FIG. 4 shows diagrammatically the device for feeding conduits into the cavity of the casting die with a partial scrap end view of a knurling means;
FIG. 5 is a side elevational view in the direction of the arrow B of FIG. 4; and
FIG. 6 shows diagrammatically the stationary plate of the casting die with a conduit in a die-casting machine.
Referring now to the drawings, and to FIG. 1 in particular, there is shown therein a conduit for communication with a plurality of working-medium sources, e.g. a conduit serving to lead off the fuel excess from fuel nozzles of a diesel engine and having at least two connecting elements 1, which are spaced apart along the length of the conduit 2 and rigidly secured thereto.

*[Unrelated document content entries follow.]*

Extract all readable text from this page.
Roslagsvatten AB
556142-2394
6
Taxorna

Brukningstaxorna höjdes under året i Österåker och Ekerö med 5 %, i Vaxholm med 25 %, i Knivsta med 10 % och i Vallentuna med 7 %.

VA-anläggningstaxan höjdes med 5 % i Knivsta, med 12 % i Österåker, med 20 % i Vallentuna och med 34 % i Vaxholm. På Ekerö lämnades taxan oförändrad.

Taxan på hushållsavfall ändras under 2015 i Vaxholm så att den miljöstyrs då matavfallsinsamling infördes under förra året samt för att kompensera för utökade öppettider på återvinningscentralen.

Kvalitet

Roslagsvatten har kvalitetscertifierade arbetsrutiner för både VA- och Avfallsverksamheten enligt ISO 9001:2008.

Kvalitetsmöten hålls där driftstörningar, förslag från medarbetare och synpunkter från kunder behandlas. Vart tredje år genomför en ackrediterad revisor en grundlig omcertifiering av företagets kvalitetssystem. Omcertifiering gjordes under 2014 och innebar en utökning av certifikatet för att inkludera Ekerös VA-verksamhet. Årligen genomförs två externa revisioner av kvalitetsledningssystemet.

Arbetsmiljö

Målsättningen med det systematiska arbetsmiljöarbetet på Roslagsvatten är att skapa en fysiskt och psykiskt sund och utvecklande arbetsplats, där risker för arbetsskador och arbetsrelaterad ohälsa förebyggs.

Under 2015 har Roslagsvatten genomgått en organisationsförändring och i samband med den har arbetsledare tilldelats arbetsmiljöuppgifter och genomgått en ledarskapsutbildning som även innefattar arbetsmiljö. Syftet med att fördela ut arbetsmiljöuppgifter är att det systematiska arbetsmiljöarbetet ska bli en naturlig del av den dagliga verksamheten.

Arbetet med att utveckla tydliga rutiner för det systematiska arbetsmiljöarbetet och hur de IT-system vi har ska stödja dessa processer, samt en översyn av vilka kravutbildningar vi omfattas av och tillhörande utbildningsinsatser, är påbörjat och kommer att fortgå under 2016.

Each connecting element 1 has a through passage 3 such as shown in FIG. 2, communicating with the passage of the conduit 2 (see FIGS. 1,2), the axis of the through passage 3 being perpendicular to a plane passing through the axis of the conduit 2. In addition, said through passage 3 is intended for receiving a hollow bolt 4 (FIG. 3) providing for the connection of the conduit 2 with a fuel nozzle 5 of the engine by means of the connecting element 1. The bolt 4 has radial ducts 6 communicating with an axial duct 7 which, in turn, communicates with the duct 8 of the nozzle 5.
Radial ducts 6 are in communication with the through passage 3.
The above conduit 2 (FIG. 1) with the connecting elements 1, according to the invention, is produced with the use of a diecasting machine, known per se, provided with a device for feeding the conduits.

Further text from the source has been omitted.